Mé Aktsom
| Mé Aktsom མེས་ཨག་ཚོམས | |||||
|---|---|---|---|---|---|
| Tsenpo | |||||
| Emperor of Tibet | |||||
| Reign | 705–755 | ||||
| Predecessor | Tridu Songtsen or Lha Balpo | ||||
| Successor | Trisong Detsen | ||||
| Regent | Dro Thrimalö We Trisig Shangnyen | ||||
| Born | Gyeltsukru (རྒྱལ་གཙུག་རུ) 704 Lhasa, Tibet | ||||
| Died | 755 (age 51) Tibet | ||||
| Burial | Lhari Tsuknam Mausoleum, Valley of the Kings | ||||
| Spouse | Gyamoza Kimshang (aka Princess Jincheng, from China) Jangmo Tritsün (from Nanzhao) Nanamza Mangpodé Zhiteng | ||||
| Issue | Jang Tsalhawön Trisong Detsen | ||||
| 
 | |||||
| Lönchen | |||||
| Father | Tridu Songtsen | ||||
| Mother | Chimza Tsenmotok | ||||
| Religion | Tibetan Buddhism | ||||
Tridé Tsuktsen (Tibetan: ཁྲི་ལྡེ་གཙུག་བཙན, Wylie: khri lde gtsug btsan, 704–755 CE), nicknamed Mé Aktsom (Tibetan: མེས་ཨག་ཚོམས, Wylie: mes ag tshoms, "Bearded Grandfather"), was the 37th king of Tibet and reigned during the Tibetan Empire period. He was son of king Tridu Songtsen and queen Tsenma Toktokteng, Princess of Chim (Tibetan: བཙན་མ་ཐོག་ཐོག་སྟེང, Wylie: btsan ma thog thog steng). His nickname Mé Aktsom ("Bearded Grandfather"), was given to him later in life because he was so hirsute.

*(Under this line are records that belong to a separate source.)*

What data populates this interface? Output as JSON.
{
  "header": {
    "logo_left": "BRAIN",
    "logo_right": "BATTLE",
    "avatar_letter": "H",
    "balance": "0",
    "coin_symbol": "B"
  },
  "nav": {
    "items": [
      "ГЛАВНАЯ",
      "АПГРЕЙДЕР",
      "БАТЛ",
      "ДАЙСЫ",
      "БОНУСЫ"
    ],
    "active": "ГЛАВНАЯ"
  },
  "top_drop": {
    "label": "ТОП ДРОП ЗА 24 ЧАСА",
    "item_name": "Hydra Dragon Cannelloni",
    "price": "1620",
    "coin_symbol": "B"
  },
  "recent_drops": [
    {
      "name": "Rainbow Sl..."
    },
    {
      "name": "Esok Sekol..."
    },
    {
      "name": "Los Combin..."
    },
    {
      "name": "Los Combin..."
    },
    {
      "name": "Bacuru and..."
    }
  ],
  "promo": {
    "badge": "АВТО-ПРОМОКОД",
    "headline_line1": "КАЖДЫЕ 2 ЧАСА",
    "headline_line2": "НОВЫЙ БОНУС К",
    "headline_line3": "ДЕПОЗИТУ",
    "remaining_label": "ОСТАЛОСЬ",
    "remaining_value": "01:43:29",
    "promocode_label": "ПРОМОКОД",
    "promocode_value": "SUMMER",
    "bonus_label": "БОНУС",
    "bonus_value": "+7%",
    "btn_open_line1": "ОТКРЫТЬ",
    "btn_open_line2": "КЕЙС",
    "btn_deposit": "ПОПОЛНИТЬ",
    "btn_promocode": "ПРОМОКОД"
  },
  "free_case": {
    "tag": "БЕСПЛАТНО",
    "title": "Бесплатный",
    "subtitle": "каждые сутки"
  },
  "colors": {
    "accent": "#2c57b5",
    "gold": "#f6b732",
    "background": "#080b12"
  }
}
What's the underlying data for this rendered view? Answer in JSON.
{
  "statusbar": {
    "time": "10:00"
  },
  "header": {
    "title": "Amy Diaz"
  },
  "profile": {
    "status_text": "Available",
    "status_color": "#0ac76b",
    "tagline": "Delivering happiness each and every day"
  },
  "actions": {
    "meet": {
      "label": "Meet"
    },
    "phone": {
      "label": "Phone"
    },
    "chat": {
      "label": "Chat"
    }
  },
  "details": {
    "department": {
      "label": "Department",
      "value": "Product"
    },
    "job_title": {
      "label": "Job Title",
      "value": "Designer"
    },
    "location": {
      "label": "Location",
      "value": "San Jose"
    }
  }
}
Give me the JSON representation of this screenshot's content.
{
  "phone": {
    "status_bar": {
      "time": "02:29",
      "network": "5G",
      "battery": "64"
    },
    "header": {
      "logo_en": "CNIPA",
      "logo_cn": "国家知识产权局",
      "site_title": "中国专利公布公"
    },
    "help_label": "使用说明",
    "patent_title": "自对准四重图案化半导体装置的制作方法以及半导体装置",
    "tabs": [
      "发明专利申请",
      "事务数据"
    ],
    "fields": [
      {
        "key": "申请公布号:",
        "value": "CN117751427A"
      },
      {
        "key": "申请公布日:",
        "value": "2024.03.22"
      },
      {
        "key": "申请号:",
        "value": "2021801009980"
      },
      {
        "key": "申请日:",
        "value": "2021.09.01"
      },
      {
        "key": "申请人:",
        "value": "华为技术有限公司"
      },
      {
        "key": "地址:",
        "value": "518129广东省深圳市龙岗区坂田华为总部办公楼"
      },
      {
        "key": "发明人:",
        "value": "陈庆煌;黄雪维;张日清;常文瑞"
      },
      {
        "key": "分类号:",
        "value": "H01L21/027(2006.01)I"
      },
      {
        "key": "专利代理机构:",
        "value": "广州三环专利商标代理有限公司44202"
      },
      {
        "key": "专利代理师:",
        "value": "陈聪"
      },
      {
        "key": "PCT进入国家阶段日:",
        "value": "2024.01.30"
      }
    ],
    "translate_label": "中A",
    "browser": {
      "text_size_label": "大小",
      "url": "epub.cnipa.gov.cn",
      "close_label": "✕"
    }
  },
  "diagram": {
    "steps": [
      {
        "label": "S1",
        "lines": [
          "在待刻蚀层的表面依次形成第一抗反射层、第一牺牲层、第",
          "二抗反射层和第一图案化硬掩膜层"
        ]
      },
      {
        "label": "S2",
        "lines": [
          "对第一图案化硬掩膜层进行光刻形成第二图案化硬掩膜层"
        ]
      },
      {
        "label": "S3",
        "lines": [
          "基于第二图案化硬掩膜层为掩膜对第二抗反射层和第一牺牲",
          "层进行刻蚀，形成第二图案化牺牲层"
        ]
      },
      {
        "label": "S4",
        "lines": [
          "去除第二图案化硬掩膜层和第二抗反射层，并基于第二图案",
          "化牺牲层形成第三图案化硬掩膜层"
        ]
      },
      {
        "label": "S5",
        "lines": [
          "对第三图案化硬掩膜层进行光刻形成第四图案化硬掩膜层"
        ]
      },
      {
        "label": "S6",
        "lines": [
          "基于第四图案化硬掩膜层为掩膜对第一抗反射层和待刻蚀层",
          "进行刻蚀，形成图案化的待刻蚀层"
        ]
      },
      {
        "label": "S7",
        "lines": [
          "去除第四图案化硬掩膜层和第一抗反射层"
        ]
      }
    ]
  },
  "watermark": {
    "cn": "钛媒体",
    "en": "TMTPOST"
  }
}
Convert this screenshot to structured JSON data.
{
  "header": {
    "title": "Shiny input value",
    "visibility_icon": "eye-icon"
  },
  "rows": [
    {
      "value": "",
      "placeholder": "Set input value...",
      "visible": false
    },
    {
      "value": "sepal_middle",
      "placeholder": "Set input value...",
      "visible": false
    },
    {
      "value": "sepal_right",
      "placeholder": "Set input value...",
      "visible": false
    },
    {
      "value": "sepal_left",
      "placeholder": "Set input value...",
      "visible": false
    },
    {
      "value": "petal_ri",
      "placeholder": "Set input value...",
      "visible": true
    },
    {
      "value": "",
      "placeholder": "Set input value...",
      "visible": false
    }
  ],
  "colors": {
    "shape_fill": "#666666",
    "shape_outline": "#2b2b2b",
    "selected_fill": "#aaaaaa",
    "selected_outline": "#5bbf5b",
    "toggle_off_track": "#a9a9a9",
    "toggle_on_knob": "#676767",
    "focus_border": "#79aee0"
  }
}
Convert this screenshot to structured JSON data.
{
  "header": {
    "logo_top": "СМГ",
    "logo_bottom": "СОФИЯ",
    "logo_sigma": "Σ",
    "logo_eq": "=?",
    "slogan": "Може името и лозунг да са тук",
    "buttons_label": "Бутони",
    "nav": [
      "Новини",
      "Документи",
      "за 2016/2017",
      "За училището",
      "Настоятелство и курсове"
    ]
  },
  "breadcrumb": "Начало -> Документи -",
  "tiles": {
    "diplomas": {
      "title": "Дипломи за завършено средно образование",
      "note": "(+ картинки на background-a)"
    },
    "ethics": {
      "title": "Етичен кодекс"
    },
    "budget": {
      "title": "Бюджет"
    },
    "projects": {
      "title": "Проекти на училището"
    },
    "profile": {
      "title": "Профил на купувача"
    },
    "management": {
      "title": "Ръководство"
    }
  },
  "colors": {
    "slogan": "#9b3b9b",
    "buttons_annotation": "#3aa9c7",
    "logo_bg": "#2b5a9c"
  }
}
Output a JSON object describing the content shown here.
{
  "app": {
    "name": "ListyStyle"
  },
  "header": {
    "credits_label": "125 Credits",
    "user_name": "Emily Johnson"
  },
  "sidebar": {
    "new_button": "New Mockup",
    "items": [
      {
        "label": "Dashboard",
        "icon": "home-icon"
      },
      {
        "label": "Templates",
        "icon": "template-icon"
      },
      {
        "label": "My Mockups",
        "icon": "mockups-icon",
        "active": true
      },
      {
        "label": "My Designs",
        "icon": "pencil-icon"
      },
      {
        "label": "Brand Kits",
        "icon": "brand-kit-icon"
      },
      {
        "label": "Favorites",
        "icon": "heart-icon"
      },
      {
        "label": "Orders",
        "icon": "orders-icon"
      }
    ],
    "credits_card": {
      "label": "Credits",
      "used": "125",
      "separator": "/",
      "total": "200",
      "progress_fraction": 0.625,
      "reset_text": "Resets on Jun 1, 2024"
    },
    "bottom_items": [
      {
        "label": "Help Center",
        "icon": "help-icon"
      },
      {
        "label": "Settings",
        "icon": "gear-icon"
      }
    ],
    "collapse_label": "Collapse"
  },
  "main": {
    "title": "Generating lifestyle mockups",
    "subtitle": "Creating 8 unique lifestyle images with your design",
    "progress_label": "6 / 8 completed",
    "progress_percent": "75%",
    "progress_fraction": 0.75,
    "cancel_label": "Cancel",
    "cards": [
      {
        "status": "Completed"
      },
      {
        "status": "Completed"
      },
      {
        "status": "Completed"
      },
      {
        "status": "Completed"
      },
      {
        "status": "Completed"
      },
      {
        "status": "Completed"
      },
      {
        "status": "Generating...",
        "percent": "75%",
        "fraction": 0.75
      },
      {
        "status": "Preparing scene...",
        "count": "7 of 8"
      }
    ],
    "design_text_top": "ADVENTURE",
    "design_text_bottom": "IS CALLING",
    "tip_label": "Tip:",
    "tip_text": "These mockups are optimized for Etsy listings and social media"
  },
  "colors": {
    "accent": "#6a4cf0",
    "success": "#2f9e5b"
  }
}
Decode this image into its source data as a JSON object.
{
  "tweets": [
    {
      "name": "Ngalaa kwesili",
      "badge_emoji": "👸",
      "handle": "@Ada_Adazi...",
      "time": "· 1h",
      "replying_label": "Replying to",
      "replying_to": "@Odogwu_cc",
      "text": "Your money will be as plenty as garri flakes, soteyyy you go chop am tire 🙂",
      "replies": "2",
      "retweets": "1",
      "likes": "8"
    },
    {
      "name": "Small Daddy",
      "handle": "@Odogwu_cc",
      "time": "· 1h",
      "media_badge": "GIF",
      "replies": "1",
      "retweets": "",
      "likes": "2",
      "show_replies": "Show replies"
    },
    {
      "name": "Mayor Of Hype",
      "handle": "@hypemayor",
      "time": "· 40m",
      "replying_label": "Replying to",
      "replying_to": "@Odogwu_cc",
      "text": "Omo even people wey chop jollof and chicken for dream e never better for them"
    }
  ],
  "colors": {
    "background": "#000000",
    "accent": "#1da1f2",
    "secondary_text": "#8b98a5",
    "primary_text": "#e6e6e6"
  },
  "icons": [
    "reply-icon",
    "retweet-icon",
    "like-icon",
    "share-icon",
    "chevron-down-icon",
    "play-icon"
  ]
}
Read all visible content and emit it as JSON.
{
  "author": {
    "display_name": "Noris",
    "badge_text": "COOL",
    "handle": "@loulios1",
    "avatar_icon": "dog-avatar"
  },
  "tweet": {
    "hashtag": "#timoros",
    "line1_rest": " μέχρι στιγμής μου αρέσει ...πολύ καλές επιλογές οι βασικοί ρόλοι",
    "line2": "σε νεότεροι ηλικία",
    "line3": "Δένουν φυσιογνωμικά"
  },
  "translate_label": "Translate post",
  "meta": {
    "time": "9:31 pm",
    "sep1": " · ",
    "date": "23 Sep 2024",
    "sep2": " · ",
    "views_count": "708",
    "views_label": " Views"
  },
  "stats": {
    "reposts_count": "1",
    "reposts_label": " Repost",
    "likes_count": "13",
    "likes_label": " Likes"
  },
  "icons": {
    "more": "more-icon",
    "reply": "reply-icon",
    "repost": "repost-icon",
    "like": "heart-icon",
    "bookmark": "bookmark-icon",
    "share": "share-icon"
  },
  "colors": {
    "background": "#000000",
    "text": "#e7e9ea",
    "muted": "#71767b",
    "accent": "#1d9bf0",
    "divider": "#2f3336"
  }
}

His father, Tridu Songtsen, died in 704 in battle in Mywa territory in the Kingdom of Nanzhao (Wylie: 'jang, modern lowland Yunnan). The Old Book of Tang states he was on his way to suppress tributary kingdoms on the southern borders of Tibet, including Nepal and parts of India.
There was a dispute among his sons but "after a long time" the people put seven-year-old Tridé Tsuktsen on the throne.